Even in a vacuum, with no particles around, the electromagnetic and other fields are internally entangled. If you measure a field at two different spots, your readings will jiggle in a random but coordinated way. And if you divide a region in two, the pieces will be correlated, with the degree of correlation depending on the only geometric quantity they have in common: the area of their interface. In 1995 Jacobson argued that entanglement provides a link between the presence of matter and the geometry of spacetime—which is to say, it might explain the law of gravity. “More entanglement implies weaker gravity—that is, stiffer spacetime,” he says.

Several approaches to quantum gravity—most of all, string theory—now see entanglement as crucial. String theory applies the holographic principle not just to black holes but also to the universe at large, providing a recipe for how to create space—or at least some of it. For instance, a two-dimensional space could be threaded by fields that, when structured in the right way, generate an additional dimension of space. The original two-dimensional space would serve as the boundary of a more expansive realm, known as the bulk space. And entanglement is what knits the bulk space into a contiguous whole.

In 2009 Mark Van Raamsdonk of the University of British Columbia gave an elegant argument for this process. Suppose the fields at the boundary are not entangled—they form a pair of uncorrelated systems. They correspond to two separate universes, with no way to travel between them. When the systems become entangled, it is as if a tunnel, or wormhole, opens up between those universes, and a spaceship can go from one to the other. As the degree of entanglement increases, the wormhole shrinks in length, drawing the universes together until you would not even speak of them as two universes anymore. “The emergence of a big spacetime is directly tied into the entangling of these field theory degrees of freedom,” Van Raamsdonk says. When we observe correlations in the electromagnetic and other fields, they are a residue of the entanglement that binds space together.

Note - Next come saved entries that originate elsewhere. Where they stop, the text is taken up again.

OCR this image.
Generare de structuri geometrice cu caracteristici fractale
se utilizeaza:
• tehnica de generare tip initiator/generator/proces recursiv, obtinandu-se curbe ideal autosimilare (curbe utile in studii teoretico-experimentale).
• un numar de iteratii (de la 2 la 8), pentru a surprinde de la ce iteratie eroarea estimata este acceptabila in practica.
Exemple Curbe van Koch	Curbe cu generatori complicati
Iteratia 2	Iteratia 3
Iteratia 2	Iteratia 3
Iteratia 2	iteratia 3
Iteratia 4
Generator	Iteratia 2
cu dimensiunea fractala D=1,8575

Many other features of space, besides its contiguity, may also reflect entanglement. Van Raamsdonk and Brian Swingle, now at the University of Maryland, College Park, argue that the ubiquity of entanglement explains the universality of gravity—that it affects all objects and cannot be screened out. As for black holes, Leonard Susskind of Stanford University and Juan Maldacena of the Institute for Advanced Study in Princeton, N.J., suggest that entanglement between a black hole and the radiation it has emitted creates a wormhole—a back-door entrance into the hole. That may help preserve information and ensure that black hole physics is reversible.

Whereas these string theory ideas work only for specific geometries and reconstruct only a single dimension of space, some researchers have sought to explain how all of space can emerge from scratch. For instance, ChunJun Cao, Spyridon Michalakis and Sean M. Carroll, all at the California Institute of Technology, begin with a minimalist quantum description of a system, formulated with no direct reference to spacetime or even to matter. If it has the right pattern of correlations, the system can be cleaved into component parts that can be identified as different regions of spacetime. In this model, the degree of entanglement defines a notion of spatial distance.

In physics and, more generally, in the natural sciences, space and time are the foundation of all theories. Yet we never see spacetime directly. Rather we infer its existence from our everyday experience. We assume that the most economical account of the phenomena we see is some mechanism that operates within spacetime. But the bottom-line lesson of quantum gravity is that not all phenomena neatly fit within spacetime. Physicists will need to find some new foundational structure, and when they do, they will have completed the revolution that began just more than a century ago with Einstein.